Matthias Vallentin vallentin at icir.org
Wed Jul 27 11:06:10 PDT 2011

> However, my main concern is that I don't want to introduce such
> functionality through the backdoor by starting to use it here and
> there. That leads to code that's really hard to maintain because one
> suddenly has a mix of different styles, idioms, level of abstractions,
> etc.

I fully agree.

> For Bro, we had this in the past already with STL containers: they
> slowly started to being used more and more, and now we have quite a
> mix all over the code. I like the STL containers and I certainly
> prefer to use them over the macro-based alternatives (and I do use
> them where I can these days), but I still don't think that having both
> versions in the same code base is a good thing.

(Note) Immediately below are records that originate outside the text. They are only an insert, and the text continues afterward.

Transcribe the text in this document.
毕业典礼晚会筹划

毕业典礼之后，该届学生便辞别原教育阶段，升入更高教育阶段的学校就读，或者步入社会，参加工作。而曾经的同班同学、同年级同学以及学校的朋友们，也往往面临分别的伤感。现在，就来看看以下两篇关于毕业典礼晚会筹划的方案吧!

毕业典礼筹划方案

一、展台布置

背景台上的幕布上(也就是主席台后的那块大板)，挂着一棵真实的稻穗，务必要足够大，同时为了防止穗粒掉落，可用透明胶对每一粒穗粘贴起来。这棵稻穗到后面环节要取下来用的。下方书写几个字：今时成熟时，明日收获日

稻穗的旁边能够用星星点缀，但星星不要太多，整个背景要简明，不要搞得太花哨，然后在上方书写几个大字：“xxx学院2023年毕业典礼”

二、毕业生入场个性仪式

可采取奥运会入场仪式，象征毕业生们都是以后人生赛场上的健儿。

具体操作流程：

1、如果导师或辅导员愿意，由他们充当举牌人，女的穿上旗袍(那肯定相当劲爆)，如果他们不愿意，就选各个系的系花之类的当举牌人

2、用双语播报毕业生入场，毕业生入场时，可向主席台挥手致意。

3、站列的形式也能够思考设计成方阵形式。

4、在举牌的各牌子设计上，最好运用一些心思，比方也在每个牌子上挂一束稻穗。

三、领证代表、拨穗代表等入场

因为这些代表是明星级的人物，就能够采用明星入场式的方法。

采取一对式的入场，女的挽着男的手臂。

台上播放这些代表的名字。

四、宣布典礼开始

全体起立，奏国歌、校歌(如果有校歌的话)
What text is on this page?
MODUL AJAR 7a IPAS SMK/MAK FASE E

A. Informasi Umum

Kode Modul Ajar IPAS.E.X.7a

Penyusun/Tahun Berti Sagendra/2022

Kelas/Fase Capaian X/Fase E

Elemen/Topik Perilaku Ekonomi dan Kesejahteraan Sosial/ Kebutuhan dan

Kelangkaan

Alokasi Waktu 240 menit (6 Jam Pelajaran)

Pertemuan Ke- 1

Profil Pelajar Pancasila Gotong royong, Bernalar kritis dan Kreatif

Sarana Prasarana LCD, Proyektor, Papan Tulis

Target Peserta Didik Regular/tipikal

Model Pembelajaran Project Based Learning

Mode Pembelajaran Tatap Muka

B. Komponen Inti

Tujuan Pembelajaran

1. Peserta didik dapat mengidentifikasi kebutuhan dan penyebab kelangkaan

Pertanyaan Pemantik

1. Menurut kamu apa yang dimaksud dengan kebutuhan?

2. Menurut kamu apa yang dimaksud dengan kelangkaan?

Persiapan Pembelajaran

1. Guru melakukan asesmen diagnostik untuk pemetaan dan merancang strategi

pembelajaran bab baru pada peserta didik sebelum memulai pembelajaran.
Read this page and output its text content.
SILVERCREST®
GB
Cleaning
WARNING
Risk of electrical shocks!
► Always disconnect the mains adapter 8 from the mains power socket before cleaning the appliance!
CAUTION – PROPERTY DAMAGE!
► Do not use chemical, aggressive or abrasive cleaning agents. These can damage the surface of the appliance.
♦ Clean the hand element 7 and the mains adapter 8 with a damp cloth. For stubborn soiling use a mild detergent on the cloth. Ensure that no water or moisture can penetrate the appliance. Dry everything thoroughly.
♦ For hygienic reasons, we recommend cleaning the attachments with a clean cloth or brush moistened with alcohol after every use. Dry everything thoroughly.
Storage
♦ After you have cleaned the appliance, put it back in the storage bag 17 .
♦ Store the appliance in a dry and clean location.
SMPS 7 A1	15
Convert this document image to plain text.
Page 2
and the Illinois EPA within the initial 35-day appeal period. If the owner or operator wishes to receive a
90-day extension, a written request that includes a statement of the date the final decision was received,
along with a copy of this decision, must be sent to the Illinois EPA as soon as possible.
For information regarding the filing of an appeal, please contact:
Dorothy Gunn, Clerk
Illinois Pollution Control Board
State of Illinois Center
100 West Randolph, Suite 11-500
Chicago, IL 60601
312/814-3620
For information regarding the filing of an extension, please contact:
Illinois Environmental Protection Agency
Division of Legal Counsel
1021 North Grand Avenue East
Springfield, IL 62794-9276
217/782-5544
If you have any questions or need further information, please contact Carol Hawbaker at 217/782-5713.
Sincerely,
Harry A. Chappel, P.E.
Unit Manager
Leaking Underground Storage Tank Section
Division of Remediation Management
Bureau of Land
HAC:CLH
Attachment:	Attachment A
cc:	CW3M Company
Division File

Assuming there is not performance/functionality issue, is it too much of
an effort to replace the ancient containers?

> So, generally, I'd be fine switching to using more modern stuff but I
> think that needs to be a conscious decision and we need to adapt the
> existing code base accordingly. 

Eventually, it could be worth going through the new list of language and
library features, compare them to the Status Quo, and decide if a change
makes sense. For example, there could be smart pointer branch that
replaces (Un)Ref() calls with std::shared_ptr.

> We also need to make sure we have the platform support everywhere we
> need it; don't think we are there yet (or are we?).

At least all platforms that support gcc 4.7+ should have no trouble, but
I'm sure it will still take a while until we have solid C++11 compilers
that are stable on all platforms.

> Coming back to the original question, in my view triggering all this
> is not really justified just for doing threaded loggging. Longer term,
> it may be fine.

For just threaded logging, I agree. But this seems to be a rather
general questions. I believe that just enhancing one component of Bro
with thread support can lead to a problematic architecture in the long
run, when other components also jump on the concurrency train. If this
is not a coordinated effort, the components may crossfire and impede
themselves. This could be as simple as thread thrashing but als manifest
more subtle with poor caching and memory performance. Maybe it's not
warranted at this point, but I think we should at some point think about
a task-based approach to concurrency, rather than thinking about
concurrency in terms of threads. (This is completely independent of the
multi-core Bro effort but rather about general software engineering
practices in many-core land.)

> we'd need to argue about it and potentially find arguments for *not*
> using it; which will be hard I'm sure. Or somebody might just start
> using it and "will change that later" ... 

Fair enough. But at the end of the day we have to make a decision about
what platform-independent network and I/O framework to use. The Boost
networking library is of high quality and used widely. If we find a
slimmer alternative, that would be great.